While I was careful to preface Ethiopia through writers’ eyes with the following epigraph/caveat:
Like all those possessing a library, Aurelian was aware that he was guilty of not knowing his in its entirety.
The Theologians, Jorge Luis Borges
It rests that as soon as a book is launched into the world, be it from the flat topped amba of Mount Abora, a multitude of overlooked books begin to form a perillously high tower of their own.
First, a poem by Walt Whitman in Leaves of Grass, which was kindly suggested to me at the launch of Ethiopia through writers’ eyes, by Gordon Wetherell, the United Kingdom ambassador to Ethiopia in the late 90s.
The poem was written by Whitman in the aftermath of the events of 1867/68 which saw world newspapers recount Emperor Theodoros’exploits and demise. The poem therefore weaves a traditional reference to Ethiops – a stand in for describing Black characters in western literature (as in Shakespear) – and the American Civil War, with an actual nod to real events in Abyssinia, and to the symbol of African/Black pride of the times, Emperor Theodoros’ green/yellow/red resistance to the British expedionnary force of Napier – later Lord Napier of Magdala.

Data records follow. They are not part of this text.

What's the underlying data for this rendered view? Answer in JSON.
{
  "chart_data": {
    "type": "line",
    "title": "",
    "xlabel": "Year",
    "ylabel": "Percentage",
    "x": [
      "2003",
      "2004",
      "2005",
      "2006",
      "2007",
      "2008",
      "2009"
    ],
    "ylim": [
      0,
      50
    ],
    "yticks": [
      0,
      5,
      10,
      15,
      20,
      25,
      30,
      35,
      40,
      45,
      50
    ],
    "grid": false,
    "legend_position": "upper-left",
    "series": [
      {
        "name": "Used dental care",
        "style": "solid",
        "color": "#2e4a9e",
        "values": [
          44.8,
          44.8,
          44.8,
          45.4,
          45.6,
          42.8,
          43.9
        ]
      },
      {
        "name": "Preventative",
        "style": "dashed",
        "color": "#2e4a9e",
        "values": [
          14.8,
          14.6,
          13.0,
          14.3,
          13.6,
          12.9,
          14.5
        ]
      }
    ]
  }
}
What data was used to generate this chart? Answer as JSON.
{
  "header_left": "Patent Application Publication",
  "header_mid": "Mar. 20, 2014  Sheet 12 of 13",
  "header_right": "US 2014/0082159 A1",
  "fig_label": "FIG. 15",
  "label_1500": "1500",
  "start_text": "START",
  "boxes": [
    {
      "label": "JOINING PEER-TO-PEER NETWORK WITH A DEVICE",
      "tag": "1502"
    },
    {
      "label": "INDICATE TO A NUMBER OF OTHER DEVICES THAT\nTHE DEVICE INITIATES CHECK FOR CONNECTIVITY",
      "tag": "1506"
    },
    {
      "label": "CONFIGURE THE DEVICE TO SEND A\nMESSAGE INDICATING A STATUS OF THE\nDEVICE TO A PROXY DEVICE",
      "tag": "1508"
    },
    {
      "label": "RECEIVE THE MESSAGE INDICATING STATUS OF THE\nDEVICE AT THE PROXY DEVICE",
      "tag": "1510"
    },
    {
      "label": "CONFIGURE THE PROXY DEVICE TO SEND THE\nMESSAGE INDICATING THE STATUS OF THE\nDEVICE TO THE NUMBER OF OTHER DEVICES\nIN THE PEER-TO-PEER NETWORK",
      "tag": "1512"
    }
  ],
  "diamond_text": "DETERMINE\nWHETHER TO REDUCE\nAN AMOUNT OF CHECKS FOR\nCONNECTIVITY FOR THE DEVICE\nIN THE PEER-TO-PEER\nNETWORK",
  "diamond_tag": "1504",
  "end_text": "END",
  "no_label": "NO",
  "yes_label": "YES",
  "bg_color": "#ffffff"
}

Ethiopia Saluting the Colors Who are you dusky woman, so ancient hardly human, With your woolly-white and turban'd head, and bare bony feet? Why rising by the roadside here, do you the colors greet? ('Tis while our army lines Carolina's sands and pines, Forth from thy hovel door thou Ethiopia com'st to me, As under doughty Sherman I march toward the sea.) Me master years a hundred since from my parents sunder'd, A little child, they caught me as the savage beast is caught, Then hither me across the sea the cruel slaver brought. No further does she say, but lingering all the day, Her high-borne turban'd head she wags, and rolls her darkling eye, And courtesies to the regiments, the guidons moving by. What is it fateful woman, so blear, hardly human? Why wag your head with turban bound, yellow, red and green? Are the things so strange and marvelous you see or have seen?